La définition qu’en donne le Père Reginald-Maria SCHULTES, O.P., est la suivante : « Le magistère ordinaire et universel est exercé lorsque l’Église prêche la doctrine révélée, l’enseigne dans ses écoles, la publie par les évêques, et en témoigne et l’explique par les Pères de l’Église et les théologiens. » (de Ecclesia Catholica Prælectiones Apologeticæ, Paris: Lethielleux, 1931, p. 355.)

Le Père Sylvester BERRY écrit : « L’autorité de l’enseignement ordinaire des évêques est celui qu’ils exercent en enseignant les fidèles de leurs diocèses respectifs par des lettres pastorales, par des sermons prononcés par eux-mêmes ou par d’autres approuvés en ce but, et par des catéchismes ou autres livres d’instruction par eux édités ou approuvés. Quand les évêques de l’Église, ainsi engagés dans le devoir d’instruire leur peuple, sont pratiquement unanimes à proclamer une doctrine de foi ou mœurs, on dit qu’ils exercent l’autorité de l’enseignement universel , et sont alors infaillibles quant à cette doctrine. En d’autres termes, une doctrine de foi ou de mœurs à laquelle la quasi- totalité des évêques de l’Église adhèrent, est infailliblement vraie. La foi de l’Église croyante doit correspondre à la foi proposée par les évêques qui constituent le corps enseignant dans l’Église. Par conséquent, si les évêques en tant que corps n’étaient pas infaillibles, toute l’Église pourrait être induite en erreur à tout moment, et de ce fait cesser d’être l’Église du Christ, le pilier et le fondement de la vérité. » (The Church of Christ, Saint Louis : B. Herder, 1927, pp 466-467.)

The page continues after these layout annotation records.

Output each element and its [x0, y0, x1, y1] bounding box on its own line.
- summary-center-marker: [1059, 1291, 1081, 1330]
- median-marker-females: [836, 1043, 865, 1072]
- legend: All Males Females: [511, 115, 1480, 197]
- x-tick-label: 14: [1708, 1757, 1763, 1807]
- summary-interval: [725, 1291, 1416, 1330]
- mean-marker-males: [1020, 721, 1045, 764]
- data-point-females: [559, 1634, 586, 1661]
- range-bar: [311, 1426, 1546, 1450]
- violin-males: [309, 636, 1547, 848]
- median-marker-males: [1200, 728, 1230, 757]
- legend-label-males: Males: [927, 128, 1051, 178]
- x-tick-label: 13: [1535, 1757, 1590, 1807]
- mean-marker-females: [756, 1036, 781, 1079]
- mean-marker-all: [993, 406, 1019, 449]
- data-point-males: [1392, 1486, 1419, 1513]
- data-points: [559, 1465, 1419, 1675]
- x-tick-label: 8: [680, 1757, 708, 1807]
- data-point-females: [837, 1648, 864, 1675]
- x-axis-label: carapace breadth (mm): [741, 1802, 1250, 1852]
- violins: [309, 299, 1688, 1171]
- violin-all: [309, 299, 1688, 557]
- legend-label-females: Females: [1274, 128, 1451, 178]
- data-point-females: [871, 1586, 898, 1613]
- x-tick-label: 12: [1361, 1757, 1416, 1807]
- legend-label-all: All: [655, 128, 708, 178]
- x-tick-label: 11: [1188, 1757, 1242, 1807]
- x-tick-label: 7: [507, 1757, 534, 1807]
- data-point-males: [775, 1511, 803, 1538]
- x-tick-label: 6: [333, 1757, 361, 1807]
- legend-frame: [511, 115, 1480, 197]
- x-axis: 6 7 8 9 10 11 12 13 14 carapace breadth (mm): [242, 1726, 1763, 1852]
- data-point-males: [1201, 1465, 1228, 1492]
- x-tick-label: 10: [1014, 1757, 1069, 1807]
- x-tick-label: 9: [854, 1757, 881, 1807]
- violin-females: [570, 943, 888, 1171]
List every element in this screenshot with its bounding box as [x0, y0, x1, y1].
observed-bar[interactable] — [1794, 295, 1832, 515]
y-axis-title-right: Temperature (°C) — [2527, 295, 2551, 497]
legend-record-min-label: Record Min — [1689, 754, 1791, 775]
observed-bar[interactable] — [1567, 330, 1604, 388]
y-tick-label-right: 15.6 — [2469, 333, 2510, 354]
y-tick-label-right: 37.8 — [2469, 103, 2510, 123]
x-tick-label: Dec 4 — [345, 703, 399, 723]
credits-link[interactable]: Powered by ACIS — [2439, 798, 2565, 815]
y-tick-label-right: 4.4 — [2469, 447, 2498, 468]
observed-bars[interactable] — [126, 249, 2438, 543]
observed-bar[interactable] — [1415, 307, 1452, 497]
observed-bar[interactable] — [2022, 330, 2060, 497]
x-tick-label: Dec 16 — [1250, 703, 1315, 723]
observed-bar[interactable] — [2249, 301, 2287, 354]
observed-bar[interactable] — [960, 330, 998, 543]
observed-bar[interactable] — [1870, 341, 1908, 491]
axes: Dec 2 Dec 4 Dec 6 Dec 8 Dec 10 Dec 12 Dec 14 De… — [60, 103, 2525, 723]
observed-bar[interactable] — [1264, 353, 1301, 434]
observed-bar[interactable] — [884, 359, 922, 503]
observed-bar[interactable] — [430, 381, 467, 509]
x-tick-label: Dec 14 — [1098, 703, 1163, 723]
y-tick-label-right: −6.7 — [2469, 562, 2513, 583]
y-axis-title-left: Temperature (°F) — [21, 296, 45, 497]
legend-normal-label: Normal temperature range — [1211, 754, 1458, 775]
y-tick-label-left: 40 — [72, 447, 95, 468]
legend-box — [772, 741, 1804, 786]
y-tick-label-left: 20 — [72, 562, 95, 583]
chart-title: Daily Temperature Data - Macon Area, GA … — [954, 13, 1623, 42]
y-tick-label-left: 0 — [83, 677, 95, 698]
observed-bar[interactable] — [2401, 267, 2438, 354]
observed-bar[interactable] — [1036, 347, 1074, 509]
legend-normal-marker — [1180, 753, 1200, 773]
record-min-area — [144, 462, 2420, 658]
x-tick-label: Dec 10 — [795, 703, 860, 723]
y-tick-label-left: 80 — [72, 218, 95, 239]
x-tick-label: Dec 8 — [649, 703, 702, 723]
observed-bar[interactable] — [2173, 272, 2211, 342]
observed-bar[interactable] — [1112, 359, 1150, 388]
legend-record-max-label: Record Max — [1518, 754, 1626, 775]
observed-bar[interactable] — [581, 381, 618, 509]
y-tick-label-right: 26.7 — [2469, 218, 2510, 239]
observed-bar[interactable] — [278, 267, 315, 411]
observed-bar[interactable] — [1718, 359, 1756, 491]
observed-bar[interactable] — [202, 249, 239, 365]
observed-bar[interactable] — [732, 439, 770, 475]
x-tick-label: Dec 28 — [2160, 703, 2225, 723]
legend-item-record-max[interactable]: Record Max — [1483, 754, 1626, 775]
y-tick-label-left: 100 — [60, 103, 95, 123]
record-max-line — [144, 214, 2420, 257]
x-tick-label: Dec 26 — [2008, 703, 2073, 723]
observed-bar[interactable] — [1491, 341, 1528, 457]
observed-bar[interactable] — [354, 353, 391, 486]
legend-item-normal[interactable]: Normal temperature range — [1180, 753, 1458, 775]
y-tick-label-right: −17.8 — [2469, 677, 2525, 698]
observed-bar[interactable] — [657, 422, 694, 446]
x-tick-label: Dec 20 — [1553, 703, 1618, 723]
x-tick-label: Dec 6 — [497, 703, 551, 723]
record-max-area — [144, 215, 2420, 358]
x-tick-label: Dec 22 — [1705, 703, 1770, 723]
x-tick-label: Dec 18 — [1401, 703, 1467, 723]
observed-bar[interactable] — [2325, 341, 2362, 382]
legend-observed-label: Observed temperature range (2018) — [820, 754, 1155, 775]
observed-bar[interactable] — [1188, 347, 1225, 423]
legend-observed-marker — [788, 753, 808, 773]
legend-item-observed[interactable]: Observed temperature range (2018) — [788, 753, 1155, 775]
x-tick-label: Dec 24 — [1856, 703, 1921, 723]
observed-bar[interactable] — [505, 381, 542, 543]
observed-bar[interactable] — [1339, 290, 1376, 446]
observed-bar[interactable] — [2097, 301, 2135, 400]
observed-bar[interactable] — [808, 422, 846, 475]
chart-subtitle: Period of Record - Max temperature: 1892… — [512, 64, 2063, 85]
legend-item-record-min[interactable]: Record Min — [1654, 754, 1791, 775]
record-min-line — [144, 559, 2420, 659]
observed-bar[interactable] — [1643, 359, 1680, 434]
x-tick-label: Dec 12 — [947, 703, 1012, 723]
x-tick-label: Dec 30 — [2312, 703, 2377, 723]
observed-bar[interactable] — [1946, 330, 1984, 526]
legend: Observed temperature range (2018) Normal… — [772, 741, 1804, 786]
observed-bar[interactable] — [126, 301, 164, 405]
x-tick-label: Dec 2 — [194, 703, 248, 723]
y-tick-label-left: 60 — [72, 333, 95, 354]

Le Père Francis DIEKAMP : « Les évêques individuels exercent le susdit magistère ordinaire à la fois dans leur instruction religieuse ordinaire ou dans des instructions de ce type qui ont lieu par leur commandement et sous leur vigilance, et dans les jugements publiés par les Souverains Pontifes et donnés par écrit, dans les Synodes provinciaux ou diocésains, dans la condamnation des erreurs dans les lettres pastorales, dans la publication des catéchismes ou des livres de dévotion qui sont distribués à l’ensemble du diocèse, etc.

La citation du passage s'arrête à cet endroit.